Publié le 25 avril 2012 par Fmariet
Delphine Serre coordonne le numéro de Actes de la recherche en sciences sociales, N°191-192, 2012/1-2 consacré aux légitimités culturelles. Elle l'ouvre par un article de cadrage intitulé "Le capital culturel dans tous ses états" (pp. 4-13). Divers états du capital culturel numériqueCette notion sociologique construite par Pierre Bourdieu dans les années 1970 reste peu utilisée directement par les sciences des médias pourtant avides d'outils de description et d'analyse sociologique (i.e. ciblage). Elle est souvent réduite à sa forme scolaire (niveau d'études, nombre d'année d'études vers quoi l'attirent la notion économique de capital humain et l'économie de l'éducation).
Bourdieu distinguait trois états du capital culturel : objectivé (visible dans des objets accumulés, livres, disques, tableaux, collections, partitions, etc.), incorporé (gestes, doigtés, tours de main, maîtrise langagière, etc.), certifié (institutionnalisé, diplôme reconnu, légitimant).
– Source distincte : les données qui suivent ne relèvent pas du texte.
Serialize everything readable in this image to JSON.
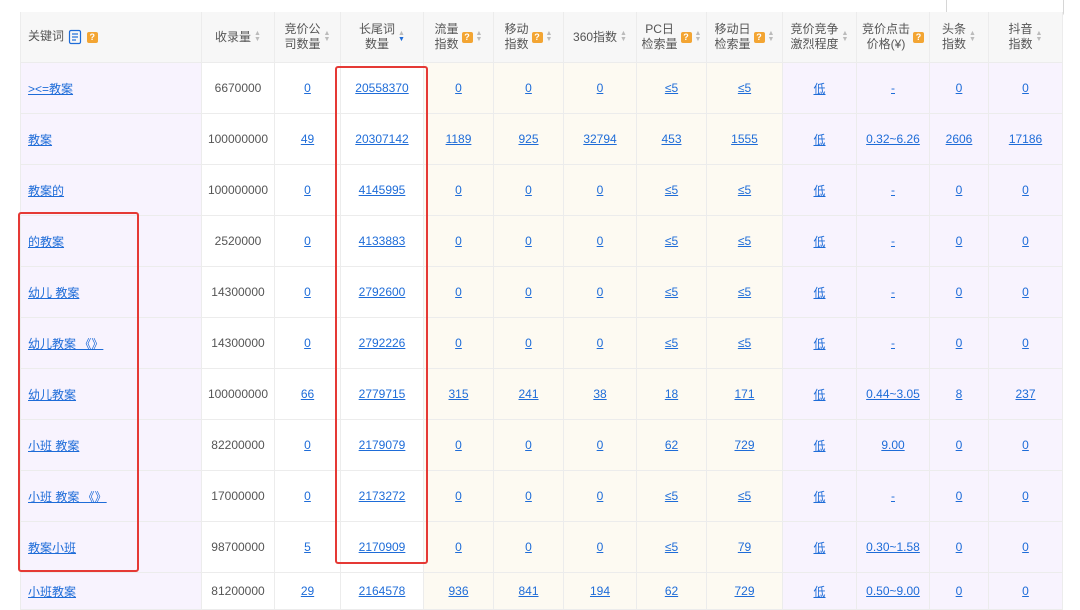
{
  "headers": {
    "keyword": "关键词",
    "index_count": "收录量",
    "bid_companies": "竞价公\n司数量",
    "longtail": "长尾词\n数量",
    "traffic": "流量\n指数",
    "mobile": "移动\n指数",
    "idx360": "360指数",
    "pc_daily": "PC日\n检索量",
    "mobile_daily": "移动日\n检索量",
    "competition": "竞价竞争\n激烈程度",
    "cpc": "竞价点击\n价格(¥)",
    "toutiao": "头条\n指数",
    "douyin": "抖音\n指数"
  },
  "rows": [
    {
      "keyword": "><=教案",
      "index_count": "6670000",
      "bid_companies": "0",
      "longtail": "20558370",
      "traffic": "0",
      "mobile": "0",
      "idx360": "0",
      "pc_daily": "≤5",
      "mobile_daily": "≤5",
      "competition": "低",
      "cpc": "-",
      "toutiao": "0",
      "douyin": "0"
    },
    {
      "keyword": "教案",
      "index_count": "100000000",
      "bid_companies": "49",
      "longtail": "20307142",
      "traffic": "1189",
      "mobile": "925",
      "idx360": "32794",
      "pc_daily": "453",
      "mobile_daily": "1555",
      "competition": "低",
      "cpc": "0.32~6.26",
      "toutiao": "2606",
      "douyin": "17186"
    },
    {
      "keyword": "教案的",
      "index_count": "100000000",
      "bid_companies": "0",
      "longtail": "4145995",
      "traffic": "0",
      "mobile": "0",
      "idx360": "0",
      "pc_daily": "≤5",
      "mobile_daily": "≤5",
      "competition": "低",
      "cpc": "-",
      "toutiao": "0",
      "douyin": "0"
    },
    {
      "keyword": "的教案",
      "index_count": "2520000",
      "bid_companies": "0",
      "longtail": "4133883",
      "traffic": "0",
      "mobile": "0",
      "idx360": "0",
      "pc_daily": "≤5",
      "mobile_daily": "≤5",
      "competition": "低",
      "cpc": "-",
      "toutiao": "0",
      "douyin": "0"
    },
    {
      "keyword": "幼儿 教案",
      "index_count": "14300000",
      "bid_companies": "0",
      "longtail": "2792600",
      "traffic": "0",
      "mobile": "0",
      "idx360": "0",
      "pc_daily": "≤5",
      "mobile_daily": "≤5",
      "competition": "低",
      "cpc": "-",
      "toutiao": "0",
      "douyin": "0"
    },
    {
      "keyword": "幼儿教案 《》",
      "index_count": "14300000",
      "bid_companies": "0",
      "longtail": "2792226",
      "traffic": "0",
      "mobile": "0",
      "idx360": "0",
      "pc_daily": "≤5",
      "mobile_daily": "≤5",
      "competition": "低",
      "cpc": "-",
      "toutiao": "0",
      "douyin": "0"
    },
    {
      "keyword": "幼儿教案",
      "index_count": "100000000",
      "bid_companies": "66",
      "longtail": "2779715",
      "traffic": "315",
      "mobile": "241",
      "idx360": "38",
      "pc_daily": "18",
      "mobile_daily": "171",
      "competition": "低",
      "cpc": "0.44~3.05",
      "toutiao": "8",
      "douyin": "237"
    },
    {
      "keyword": "小班 教案",
      "index_count": "82200000",
      "bid_companies": "0",
      "longtail": "2179079",
      "traffic": "0",
      "mobile": "0",
      "idx360": "0",
      "pc_daily": "62",
      "mobile_daily": "729",
      "competition": "低",
      "cpc": "9.00",
      "toutiao": "0",
      "douyin": "0"
    },
    {
      "keyword": "小班 教案 《》",
      "index_count": "17000000",
      "bid_companies": "0",
      "longtail": "2173272",
      "traffic": "0",
      "mobile": "0",
      "idx360": "0",
      "pc_daily": "≤5",
      "mobile_daily": "≤5",
      "competition": "低",
      "cpc": "-",
      "toutiao": "0",
      "douyin": "0"
    },
    {
      "keyword": "教案小班",
      "index_count": "98700000",
      "bid_companies": "5",
      "longtail": "2170909",
      "traffic": "0",
      "mobile": "0",
      "idx360": "0",
      "pc_daily": "≤5",
      "mobile_daily": "79",
      "competition": "低",
      "cpc": "0.30~1.58",
      "toutiao": "0",
      "douyin": "0"
    },
    {
      "keyword": "小班教案",
      "index_count": "81200000",
      "bid_companies": "29",
      "longtail": "2164578",
      "traffic": "936",
      "mobile": "841",
      "idx360": "194",
      "pc_daily": "62",
      "mobile_daily": "729",
      "competition": "低",
      "cpc": "0.50~9.00",
      "toutiao": "0",
      "douyin": "0"
    }
  ],
  "colors": {
    "link": "#1e6cd8",
    "highlight_box": "#e53935",
    "badge": "#f3a533",
    "row_bg": "#f8f3fe",
    "metric_bg": "#fdfaf2"
  }
}
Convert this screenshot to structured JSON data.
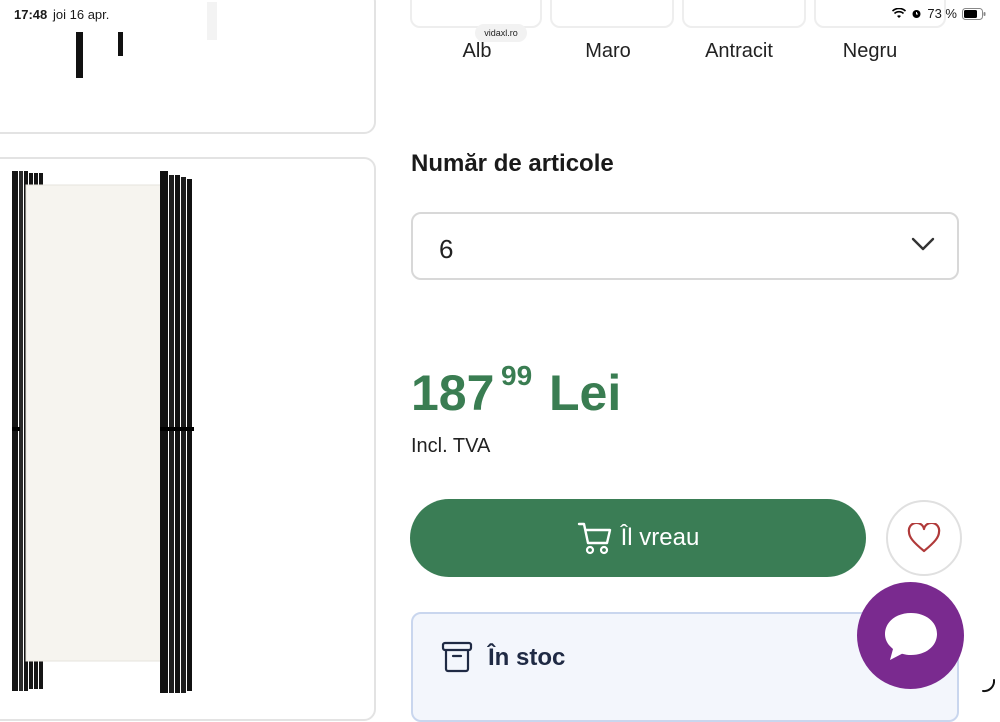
{
  "status_bar": {
    "time": "17:48",
    "date": "joi 16 apr.",
    "battery": "73 %",
    "url": "vidaxl.ro"
  },
  "colors": {
    "options": [
      {
        "label": "Alb"
      },
      {
        "label": "Maro"
      },
      {
        "label": "Antracit"
      },
      {
        "label": "Negru"
      }
    ]
  },
  "quantity": {
    "title": "Număr de articole",
    "selected": "6"
  },
  "price": {
    "integer": "187",
    "decimal": "99",
    "currency": "Lei",
    "vat_note": "Incl. TVA",
    "color": "#3a7d52"
  },
  "actions": {
    "buy_label": "Îl vreau",
    "buy_color": "#3a7d55",
    "wishlist_icon": "heart-icon"
  },
  "stock": {
    "label": "În stoc"
  },
  "chat": {
    "icon": "chat-bubble-icon",
    "color": "#7a2a8f"
  }
}
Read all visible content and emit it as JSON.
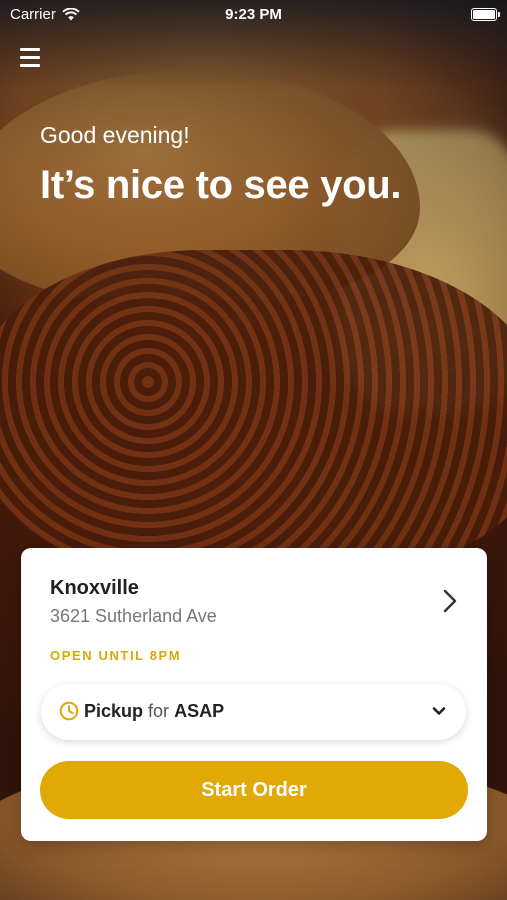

Des questions difficiles naissent de la notion de capital culturel dès que l'on veut l'utiliser hors labo : celle de la conversion d'un état dans un autre (certifier un capital corporel, incorporer un capital objectivé, etc.) et celle de la transmission (l'héritage et le métier d'hériter). C'est pourquoi l'évaluation du capital culturel repose essentiellement sur des enquêtes ethnographiques. Dans ce domaine, les enquêtes quantitatives sont souvent trop promptes à simplifier pour compter à tout prix.
Les articles réunis dans ce numéro d'Actes illustrent différentes approches méthodologiques du capital culturel.
Que faire du capital culturel pour comprendre et analyser les médias ? Sans doute est-ce une variable essentielle de l'explication des consommations média ; toutefois, dans le meilleur des cas les études de référence s'en tiennent à exploiter le diplôme, ignorant les pratiques, réduites à des déclarations. Les données produites par les médias numériques pourraient vivifier les analyses du capital culturel : analyses des recherches effectuées sur les moteurs de recherche, suivi du marketing comportemental (suite des actions aboutissant à une transformation, click, achat, etc). L'étude des comportements observables sur le champ des réseaux sociaux reconstituerait avantageusement "l'anatomie du goût" et l'enrichiraient : que peut-on faire, par exemple, de la notion d'engagement, telle que l'exploite le marketing ?
  • Il serait sans doute fécond de rapprocher l'évolution de la notion de capital culturel de la dynamique nouvelle lancée par les réseaux sociaux (la formation universitaire joue un grand rôle dans la timeline affichée sur Facebook, réseau lui même issu de la vie universitaire américaine - Harvard Business School). "Groups for School" ouvert en avril 2012 aux Etats-Unis par Facebook, apparaît comme une contribution à la mise en avant du capital culturel : les universités sont gérées comme des marques (stratégies de distinction, etc.).
  • Quid des formes nouvelles du capital culturel objectivé (livres numériques, musique en fichier) tous objets invisibles? Quid des forme de capital culturel incorporé assurant la gestion de la réputation (dite, pour l'occasion, e-reputation) et exploitées par le marché de l'emploi (chasseurs de têtes, ressources humaines). La gestion de sa propre image, jusqu'à présent réduite aux techniques du corps, a pris une ampleur et des formes nouvelles.
  • Les réseaux sociaux professionnels (Viadeo, LinkedIn) illustrent des "savoir-faire relationnels", une  sociabilité amicale ou professionnelle difficilement certifiables (p. 10).
  • D'une manière générale, quels types d'habitus sont inculqués par ces nouveaux outils ?
On ne peut que souhaiter que se tourne la sociologie de la culture vers ces nouveaux objets de recherche issus du développement du Web et de la téléphonie mobile.